On Friday 21st February, our Fettes College Maths, History and Computer Science departments were joined by 60 pupils from 4 visiting Prep and Senior schools to take part in our Codebreaking Day 2020. 

The day kicked off with a presentation from Dr James Grime who introduced us to the secret history of codes and codebreaking, which included a rare chance to see a genuine Second World War Enigma machine. Dr Grime also regaled the story of who the mathematicians were that broke Enigma and how they did it. Afterwards, the pupils were given the opportunity to learn more in small group sessions.

The pupils were then split into groups and given the opportunity to take part in a host of different activities.

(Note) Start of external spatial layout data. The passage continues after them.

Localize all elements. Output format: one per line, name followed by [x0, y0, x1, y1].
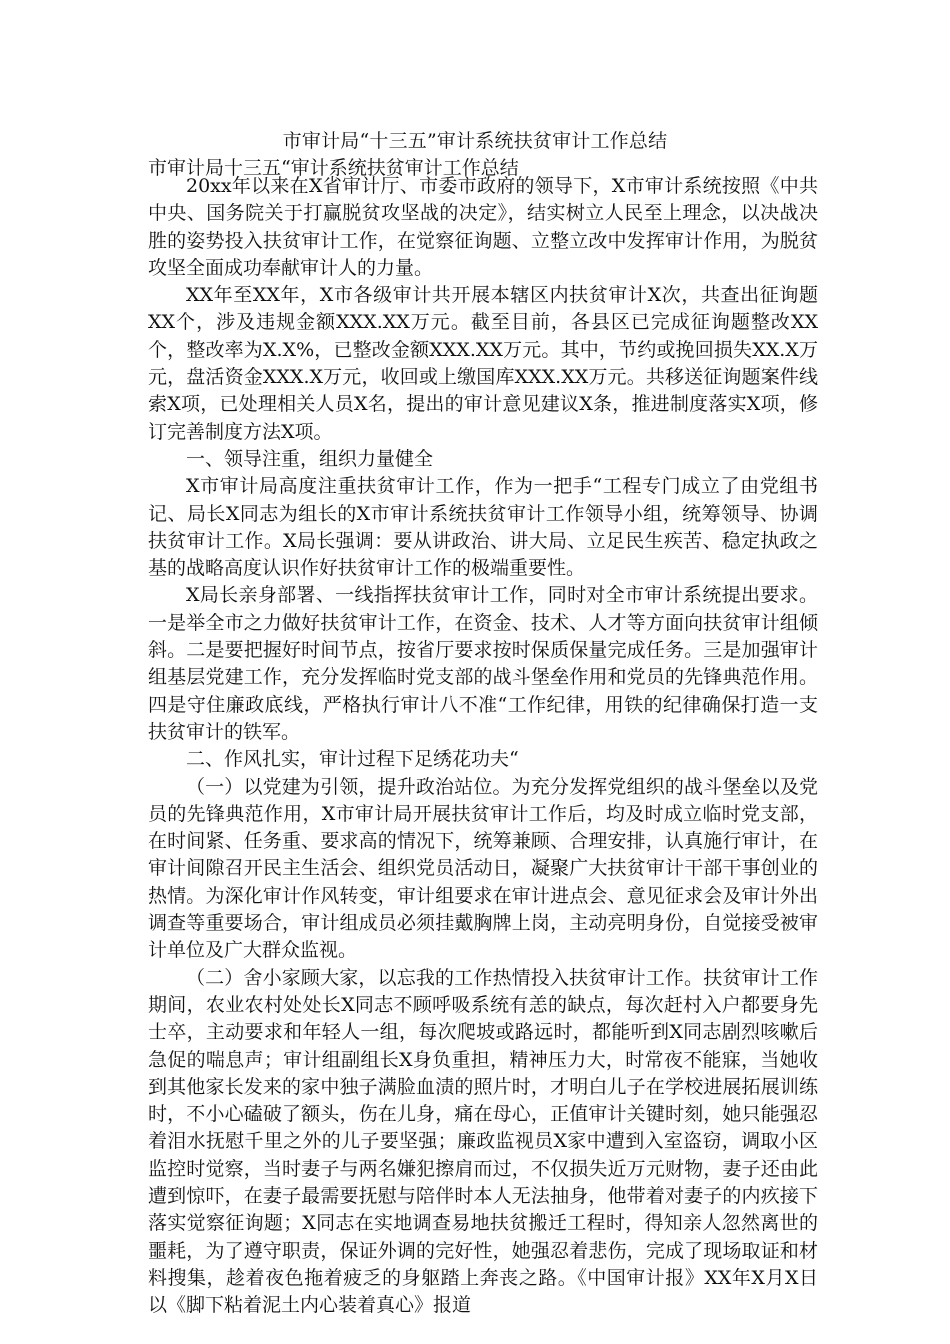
paragraph-party-building: （一）以党建为引领，提升政治站位。为充分发挥党组织的战斗堡垒以及党员的先锋典范作用，X市审计局开展扶贫审计工作后，均及时成立临时党支部，在时间紧、任务重、要求高的情况下，统筹兼顾、合理安排，认真施行审计，在审计间隙召开民主生活会、组织党员活动日，凝聚广大扶贫审计干部干事创业的热情。为深化审计作风转变，审计组要求在审计进点会、意见征求会及审计外出调查等重要场合，审计组成员必须挂戴胸牌上岗，主动亮明身份，自觉接受被审计单位及广大群众监视。	[148, 775, 818, 962]
paragraph-intro: 20xx年以来在X省审计厅、市委市政府的领导下，X市审计系统按照《中共中央、国务院关于打赢脱贫攻坚战的决定》，结实树立人民至上理念，以决战决胜的姿势投入扶贫审计工作，在觉察征询题、立整立改中发挥审计作用，为脱贫攻坚全面成功奉献审计人的力量。	[148, 175, 818, 279]
paragraph-requirements: X局长亲身部署、一线指挥扶贫审计工作，同时对全市审计系统提出要求。一是举全市之力做好扶贫审计工作，在资金、技术、人才等方面向扶贫审计组倾斜。二是要把握好时间节点，按省厅要求按时保质保量完成任务。三是加强审计组基层党建工作，充分发挥临时党支部的战斗堡垒作用和党员的先锋典范作用。四是守住廉政底线，严格执行审计八不准“工作纪律，用铁的纪律确保打造一支扶贫审计的铁军。	[148, 584, 818, 743]
paragraph-leadership: X市审计局高度注重扶贫审计工作，作为一把手“工程专门成立了由党组书记、局长X同志为组长的X市审计系统扶贫审计工作领导小组，统筹领导、协调扶贫审计工作。X局长强调：要从讲政治、讲大局、立足民生疾苦、稳定执政之基的战略高度认识作好扶贫审计工作的极端重要性。	[148, 475, 818, 580]
document-subtitle: 市审计局十三五“审计系统扶贫审计工作总结	[148, 157, 519, 179]
section-heading-2: 二、作风扎实，审计过程下足绣花功夫“	[186, 748, 519, 771]
paragraph-statistics: XX年至XX年，X市各级审计共开展本辖区内扶贫审计X次，共查出征询题XX个，涉及违规金额XXX.XX万元。截至目前，各县区已完成征询题整改XX个，整改率为X.X%，已整改金额XXX.XX万元。其中，节约或挽回损失XX.X万元，盘活资金XXX.X万元，收回或上缴国库XXX.XX万元。共移送征询题案件线索X项，已处理相关人员X名，提出的审计意见建议X条，推进制度落实X项，修订完善制度方法X项。	[148, 284, 818, 443]
document-title: 市审计局“十三五”审计系统扶贫审计工作总结	[282, 130, 668, 152]
paragraph-dedication: （二）舍小家顾大家，以忘我的工作热情投入扶贫审计工作。扶贫审计工作期间，农业农村处处长X同志不顾呼吸系统有恙的缺点，每次赶村入户都要身先士卒，主动要求和年轻人一组，每次爬坡或路远时，都能听到X同志剧烈咳嗽后急促的喘息声；审计组副组长X身负重担，精神压力大，时常夜不能寐，当她收到其他家长发来的家中独子满脸血渍的照片时，才明白儿子在学校进展拓展训练时，不小心磕破了额头，伤在儿身，痛在母心，正值审计关键时刻，她只能强忍着泪水抚慰千里之外的儿子要坚强；廉政监视员X家中遭到入室盗窃，调取小区监控时觉察，当时妻子与两名嫌犯擦肩而过，不仅损失近万元财物，妻子还由此遭到惊吓，在妻子最需要抚慰与陪伴时本人无法抽身，他带着对妻子的内疚接下落实觉察征询题；X同志在实地调查易地扶贫搬迁工程时，得知亲人忽然离世的噩耗，为了遵守职责，保证外调的完好性，她强忍着悲伤，完成了现场取证和材料搜集，趁着夜色拖着疲乏的身躯踏上奔丧之路。《中国审计报》XX年X月X日以《脚下粘着泥土内心装着真心》报道	[148, 966, 818, 1317]
section-heading-1: 一、领导注重，组织力量健全	[186, 447, 434, 470]
document-body	[148, 173, 818, 1319]
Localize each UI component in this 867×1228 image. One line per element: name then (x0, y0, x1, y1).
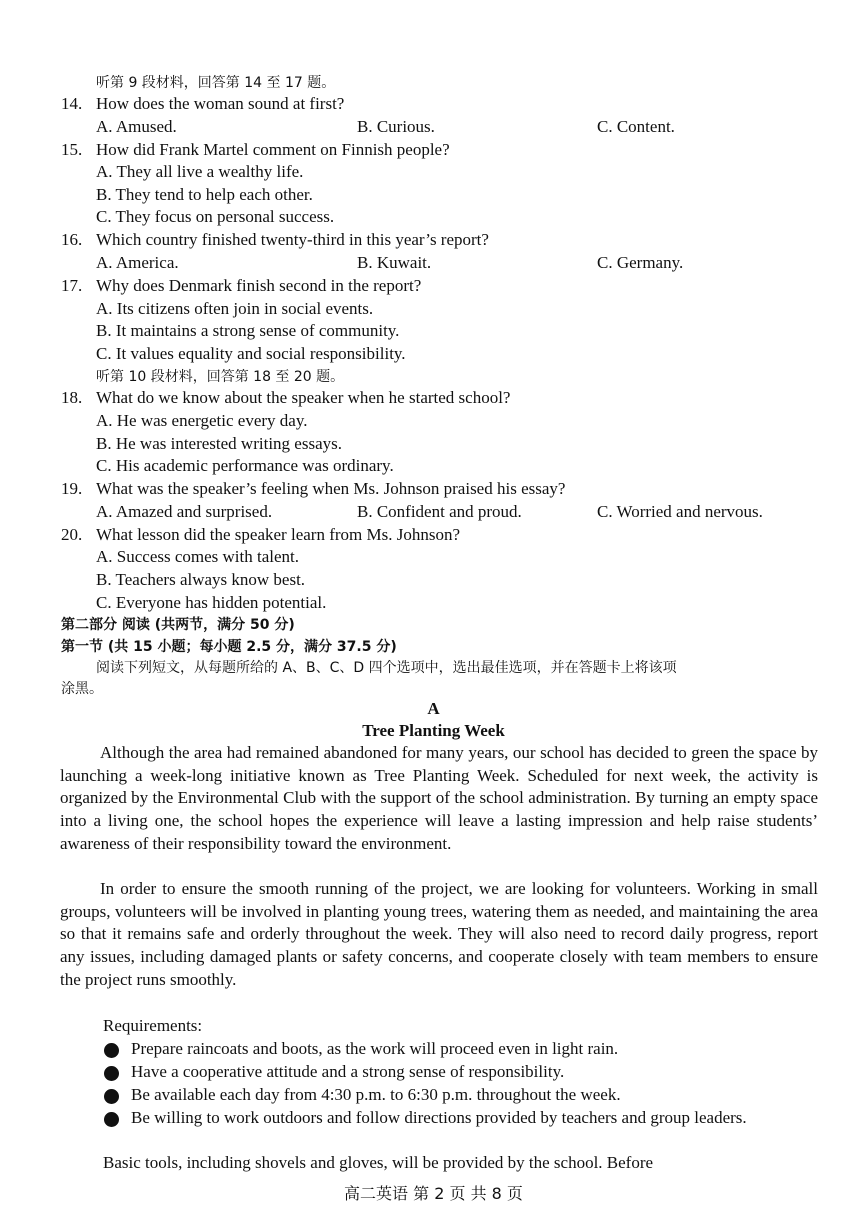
question-18-text: What do we know about the speaker when he started school? (96, 388, 511, 407)
page-footer: 高二英语 第 2 页 共 8 页 (344, 1184, 523, 1203)
question-18-option-a: A. He was energetic every day. (96, 411, 308, 430)
question-20-option-b: B. Teachers always know best. (96, 570, 306, 589)
bullet-icon (104, 1039, 126, 1055)
question-15-text: How did Frank Martel comment on Finnish people? (96, 140, 450, 159)
question-15-option-a: A. They all live a wealthy life. (96, 162, 304, 181)
listening-intro-9: 听第 9 段材料，回答第 14 至 17 题。 (96, 75, 336, 91)
question-20-option-a: A. Success comes with talent. (96, 547, 300, 566)
question-17-option-b: B. It maintains a strong sense of community. (96, 321, 400, 340)
bullet-icon (104, 1062, 126, 1078)
bullet-icon (104, 1085, 126, 1101)
question-16-option-b: B. Kuwait. (357, 253, 432, 272)
requirement-item-2: Have a cooperative attitude and a strong sense of responsibility. (131, 1062, 565, 1081)
question-17-text: Why does Denmark finish second in the report? (96, 276, 422, 295)
question-15-option-b: B. They tend to help each other. (96, 185, 313, 204)
question-19-number: 19. (61, 479, 83, 498)
requirement-item-3: Be available each day from 4:30 p.m. to 6:30 p.m. throughout the week. (131, 1085, 621, 1104)
question-20-option-c: C. Everyone has hidden potential. (96, 593, 327, 612)
question-19-option-c: C. Worried and nervous. (597, 502, 763, 521)
question-16-text: Which country finished twenty-third in this year’s report? (96, 230, 489, 249)
passage-letter: A (427, 699, 440, 718)
question-14-option-b: B. Curious. (357, 117, 435, 136)
passage-paragraph-2: In order to ensure the smooth running of the project, we are looking for volunteers. Working in small groups, volunteers will be involved in planting young trees, watering them as needed, and maintaining the area so that it remains safe and orderly throughout the week. They will also need to record daily progress, report any issues, including damaged plants or safety concerns, and cooperate closely with team members to ensure the project runs smoothly. (60, 879, 818, 989)
passage-paragraph-1: Although the area had remained abandoned for many years, our school has decided to green the space by launching a week-long initiative known as Tree Planting Week. Scheduled for next week, the activity is organized by the Environmental Club with the support of the school administration. By turning an empty space into a living one, the school hopes the experience will leave a lasting impression and help raise students’ awareness of their responsibility toward the environment. (60, 743, 818, 853)
question-17-option-c: C. It values equality and social responsibility. (96, 344, 406, 363)
passage-title: Tree Planting Week (362, 721, 505, 740)
question-18-number: 18. (61, 388, 83, 407)
question-14-number: 14. (61, 94, 83, 113)
question-18-option-b: B. He was interested writing essays. (96, 434, 342, 453)
question-15-number: 15. (61, 140, 83, 159)
reading-part-title: 第二部分 阅读 (共两节，满分 50 分) (61, 617, 295, 633)
question-16-option-a: A. America. (96, 253, 179, 272)
question-20-text: What lesson did the speaker learn from Ms. Johnson? (96, 525, 460, 544)
question-19-option-b: B. Confident and proud. (357, 502, 522, 521)
reading-section-title: 第一节 (共 15 小题；每小题 2.5 分，满分 37.5 分) (61, 639, 397, 655)
question-16-option-c: C. Germany. (597, 253, 684, 272)
requirement-item-4: Be willing to work outdoors and follow directions provided by teachers and group leaders. (131, 1108, 747, 1127)
question-14-text: How does the woman sound at first? (96, 94, 345, 113)
question-15-option-c: C. They focus on personal success. (96, 207, 335, 226)
requirement-item-1: Prepare raincoats and boots, as the work will proceed even in light rain. (131, 1039, 619, 1058)
question-14-option-c: C. Content. (597, 117, 675, 136)
listening-intro-10: 听第 10 段材料，回答第 18 至 20 题。 (96, 369, 345, 385)
passage-last-line: Basic tools, including shovels and gloves, will be provided by the school. Before (103, 1153, 654, 1172)
reading-instruction-line2: 涂黑。 (61, 681, 103, 697)
question-19-option-a: A. Amazed and surprised. (96, 502, 273, 521)
question-16-number: 16. (61, 230, 83, 249)
question-20-number: 20. (61, 525, 83, 544)
bullet-icon (104, 1108, 126, 1124)
question-14-option-a: A. Amused. (96, 117, 177, 136)
reading-instruction-line1: 阅读下列短文，从每题所给的 A、B、C、D 四个选项中，选出最佳选项，并在答题卡上将该项 (96, 660, 677, 676)
question-19-text: What was the speaker’s feeling when Ms. Johnson praised his essay? (96, 479, 566, 498)
question-17-option-a: A. Its citizens often join in social events. (96, 299, 374, 318)
question-18-option-c: C. His academic performance was ordinary. (96, 456, 394, 475)
question-17-number: 17. (61, 276, 83, 295)
requirements-label: Requirements: (103, 1016, 203, 1035)
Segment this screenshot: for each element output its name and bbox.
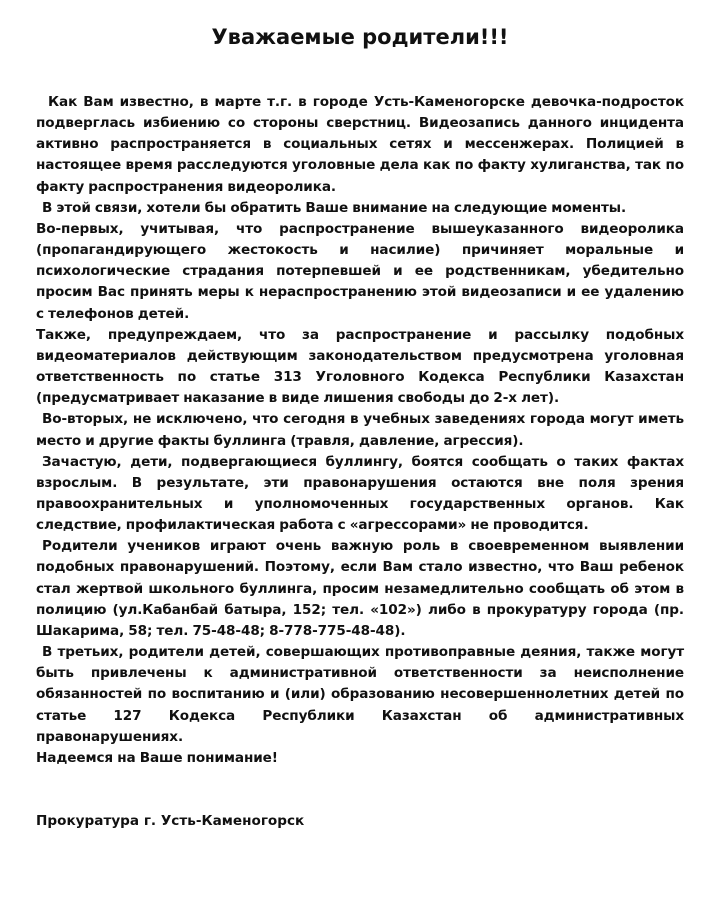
paragraph-first-point: Во-первых, учитывая, что распространение вышеуказанного видеоролика (пропагандирующего жестокость и насилие) причиняет моральные и психологические страдания потерпевшей и ее родственникам, убедительно просим Вас принять меры к нераспространению этой видеозаписи и ее удалению с телефонов детей. [36,220,684,322]
paragraph-incident: Как Вам известно, в марте т.г. в городе Усть-Каменогорске девочка-подросток подверглась избиению со стороны сверстниц. Видеозапись данного инцидента активно распространяется в социальных сетях и мессенжерах. Полицией в настоящее время расследуются уголовные дела как по факту хулиганства, так по факту распространения видеоролика. [36,94,684,195]
paragraph-third-point: В третьих, родители детей, совершающих противоправные деяния, также могут быть привлечены к административной ответственности за неисполнение обязанностей по воспитанию и (или) образованию несовершеннолетних детей по статье 127 Кодекса Республики Казахстан об административных правонарушениях. [36,644,684,745]
paragraph-attention: В этой связи, хотели бы обратить Ваше внимание на следующие моменты. [42,199,627,216]
paragraph-reporting: Зачастую, дети, подвергающиеся буллингу, боятся сообщать о таких фактах взрослым. В результате, эти правонарушения остаются вне поля зрения правоохранительных и уполномоченных государственных органов. Как следствие, профилактическая работа с «агрессорами» не проводится. [36,453,684,534]
document-body [36,92,684,769]
paragraph-warning: Также, предупреждаем, что за распространение и рассылку подобных видеоматериалов действующим законодательством предусмотрена уголовная ответственность по статье 313 Уголовного Кодекса Республики Казахстан (предусматривает наказание в виде лишения свободы до 2-х лет). [36,326,684,407]
closing-line: Надеемся на Ваше понимание! [36,749,278,766]
paragraph-parents-role: Родители учеников играют очень важную роль в своевременном выявлении подобных правонарушений. Поэтому, если Вам стало известно, что Ваш ребенок стал жертвой школьного буллинга, просим незамедлительно сообщать об этом в полицию (ул.Кабанбай батыра, 152; тел. «102») либо в прокуратуру города (пр. Шакарима, 58; тел. 75-48-48; 8-778-775-48-48). [36,538,684,639]
signature: Прокуратура г. Усть-Каменогорск [36,813,305,829]
paragraph-second-point: Во-вторых, не исключено, что сегодня в учебных заведениях города могут иметь место и другие факты буллинга (травля, давление, агрессия). [36,411,684,449]
document-title: Уважаемые родители!!! [211,25,509,49]
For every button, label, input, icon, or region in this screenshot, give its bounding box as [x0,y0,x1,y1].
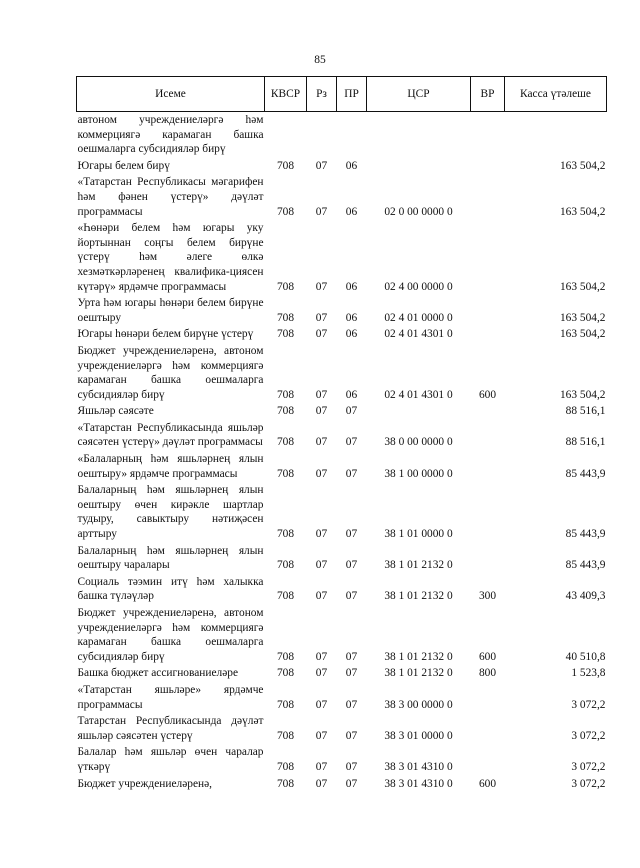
cell-csr: 38 3 01 0000 0 [384,729,453,742]
cell-kvsr: 708 [276,280,295,293]
cell-pr: 06 [345,280,358,293]
cell-name: Югары һөнәри белем бирүне үстерү [77,328,254,341]
cell-name: Балаларның һәм яшьләрнең ялын оештыру чаралары [77,544,264,572]
cell-pr: 07 [345,650,358,663]
page-number: 85 [314,54,326,66]
cell-kvsr: 708 [276,528,295,541]
header-csr: ЦСР [367,77,471,112]
table-row [77,174,607,220]
cell-kvsr: 708 [276,760,295,773]
header-pr: ПР [337,77,367,112]
table-row [77,220,607,295]
cell-rz: 07 [315,405,328,418]
cell-pr: 06 [345,328,358,341]
cell-amount: 3 072,2 [571,698,606,711]
table-row [77,744,607,775]
cell-pr: 06 [345,311,358,324]
cell-amount: 163 504,2 [559,388,606,401]
cell-csr: 02 4 01 4301 0 [384,388,453,401]
cell-pr: 07 [345,467,358,480]
cell-kvsr: 708 [276,698,295,711]
table-row [77,112,607,158]
cell-rz: 07 [315,650,328,663]
cell-pr: 07 [345,760,358,773]
table-row [77,776,607,793]
cell-csr: 02 0 00 0000 0 [384,205,453,218]
cell-kvsr: 708 [276,436,295,449]
cell-vr [471,744,505,775]
table-row [77,682,607,713]
cell-csr: 38 1 01 2132 0 [384,650,453,663]
cell-csr [367,112,471,158]
table-row [77,451,607,482]
budget-table [76,76,607,792]
cell-amount: 3 072,2 [571,729,606,742]
cell-amount: 43 409,3 [565,590,606,603]
cell-vr [471,713,505,744]
cell-rz: 07 [315,436,328,449]
header-kassa: Касса үтәлеше [505,77,607,112]
cell-name: автоном учреждениеләргә һәм коммерциягә карамаган башка оешмаларга субсидияләр бирү [77,114,264,156]
cell-vr: 600 [478,777,497,790]
table-row [77,420,607,451]
cell-rz: 07 [315,729,328,742]
cell-kvsr: 708 [276,405,295,418]
cell-vr [471,326,505,343]
cell-rz: 07 [315,280,328,293]
cell-csr [367,403,471,420]
cell-pr: 07 [345,590,358,603]
cell-rz: 07 [315,559,328,572]
header-rz: Рз [307,77,337,112]
cell-pr: 06 [345,388,358,401]
cell-vr [471,451,505,482]
cell-vr [471,112,505,158]
cell-vr [471,682,505,713]
table-row [77,158,607,175]
cell-csr: 02 4 00 0000 0 [384,280,453,293]
cell-name: «Татарстан яшьләре» ярдәмче программасы [77,683,264,711]
table-row [77,343,607,403]
cell-kvsr: 708 [276,159,295,172]
table-row [77,403,607,420]
cell-amount: 85 443,9 [565,559,606,572]
cell-pr: 07 [345,559,358,572]
cell-name: Социаль тәэмин итү һәм халыкка башка түләүләр [77,575,264,603]
table-body [77,112,607,793]
cell-amount: 3 072,2 [571,760,606,773]
cell-amount: 1 523,8 [571,667,606,680]
cell-csr: 38 1 01 2132 0 [384,590,453,603]
cell-rz: 07 [315,388,328,401]
cell-vr [471,543,505,574]
header-vr: ВР [471,77,505,112]
table-row [77,543,607,574]
header-kvsr: КВСР [265,77,307,112]
cell-csr: 38 3 01 4310 0 [384,777,453,790]
cell-pr [337,112,367,158]
cell-vr [471,403,505,420]
cell-vr: 600 [478,650,497,663]
table-row [77,713,607,744]
cell-name: Татарстан Республикасында дәүләт яшьләр сәясәтен үстерү [77,715,264,742]
cell-pr: 07 [345,405,358,418]
cell-amount: 85 443,9 [565,528,606,541]
cell-vr [471,420,505,451]
cell-amount [505,112,607,158]
cell-rz: 07 [315,467,328,480]
cell-kvsr: 708 [276,559,295,572]
cell-rz: 07 [315,760,328,773]
cell-csr: 38 1 00 0000 0 [384,467,453,480]
cell-name: «Балаларның һәм яшьләрнең ялын оештыру» ярдәмче программасы [77,453,264,480]
cell-name: Балалар һәм яшьләр өчен чаралар үткәрү [77,746,264,773]
cell-amount: 40 510,8 [565,650,606,663]
cell-pr: 07 [345,436,358,449]
cell-pr: 06 [345,159,358,172]
table-row [77,295,607,326]
cell-kvsr: 708 [276,467,295,480]
cell-name: «Татарстан Республикасы мәгарифен һәм фәнен үстерү» дәүләт программасы [77,176,264,218]
cell-csr: 38 3 00 0000 0 [384,698,453,711]
cell-amount: 88 516,1 [565,405,606,418]
cell-amount: 85 443,9 [565,467,606,480]
cell-amount: 3 072,2 [571,777,606,790]
cell-vr: 300 [478,590,497,603]
cell-csr: 38 3 01 4310 0 [384,760,453,773]
cell-vr [471,482,505,542]
cell-kvsr: 708 [276,388,295,401]
cell-name: Югары белем бирү [77,159,170,172]
cell-amount: 88 516,1 [565,436,606,449]
cell-csr: 38 1 01 0000 0 [384,528,453,541]
cell-csr: 38 1 01 2132 0 [384,667,453,680]
cell-vr [471,220,505,295]
table-row [77,326,607,343]
cell-rz: 07 [315,777,328,790]
cell-pr: 06 [345,205,358,218]
cell-name: «Татарстан Республикасында яшьләр сәясәтен үстерү» дәүләт программасы [77,421,264,449]
cell-csr: 38 0 00 0000 0 [384,436,453,449]
cell-amount: 163 504,2 [559,328,606,341]
cell-pr: 07 [345,698,358,711]
cell-pr: 07 [345,777,358,790]
table-row [77,574,607,605]
cell-kvsr: 708 [276,590,295,603]
cell-rz: 07 [315,698,328,711]
cell-kvsr: 708 [276,729,295,742]
cell-kvsr: 708 [276,311,295,324]
cell-rz [307,112,337,158]
cell-amount: 163 504,2 [559,159,606,172]
cell-rz: 07 [315,311,328,324]
cell-amount: 163 504,2 [559,311,606,324]
cell-kvsr: 708 [276,777,295,790]
cell-name: Бюджет учреждениеләренә, [77,777,213,790]
cell-pr: 07 [345,528,358,541]
cell-name: «Һөнәри белем һәм югары уку йортыннан соңгы белем бирүне үстерү һәм әлеге өлкә хезмәткәрләренең квалифика-циясен күтәрү» ярдәмче программасы [77,222,264,293]
cell-name: Бюджет учреждениеләренә, автоном учреждениеләргә һәм коммерциягә карамаган башка оешмаларга субсидияләр бирү [77,344,264,401]
cell-csr [367,158,471,175]
cell-name: Яшьләр сәясәте [77,405,154,418]
cell-rz: 07 [315,528,328,541]
cell-csr: 38 1 01 2132 0 [384,559,453,572]
cell-rz: 07 [315,205,328,218]
cell-kvsr: 708 [276,205,295,218]
cell-pr: 07 [345,729,358,742]
cell-name: Балаларның һәм яшьләрнең ялын оештыру өчен кирәкле шартлар тудыру, савыктыру нәтиҗәсен арттыру [77,484,264,541]
cell-vr [471,295,505,326]
cell-kvsr: 708 [276,650,295,663]
table-row [77,605,607,665]
table-header-row [77,77,607,112]
cell-name: Бюджет учреждениеләренә, автоном учреждениеләргә һәм коммерциягә карамаган башка оешмаларга субсидияләр бирү [77,607,264,663]
table-row [77,482,607,542]
cell-amount: 163 504,2 [559,205,606,218]
cell-kvsr: 708 [276,667,295,680]
cell-name: Башка бюджет ассигнованиеләре [77,667,239,680]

The Maths session allowed the students to become codebreakers for themselves. They used the knowledge they gained from Dr Grime to break some codes, including the Pigpen Cipher, the Caesar Shift, the Affine Cipher, frequency analysis and even a mini pocket Enigma.

The History session pupils were introduced to the concept of human intelligence and the role of individuals in codebreaking and code making. They were tasked with finding out more about notorious spies but in order to gather the intel they needed to break a series of codes. There were also some spies in our midst and one task required students to work out who the KGB agent was; however, they also risked giving away secrets to MI6. Students learnt about Mata Hari, the Culper Ring, the Rosenbergs, the Cambridge Spies and even Casanova. It was an active session and complimented the codebreaking knowledge they had gathered throughout the day.

Finally our Head of Computer Science lead a session on steganography with students looking at how to hide messages in plain sight.  They looked at how messages had been hidden in the past including using lemon juice as invisible ink and even being written on silk, scrunched into a ball, dipped in wax and swallowed! They then created pictures with hidden messages inside. In the process they looked at how computers store numbers and can also use these numbers to represent letters.  By the end students had produced a variety of images from sunsets, and trees to rockets and dragons, but secretly containing messages of up to 20 characters.

The students left with their own puzzles to take away and hopefully with a little more insight into the world of coding.

Thank you to all of our visiting students, we had a blast!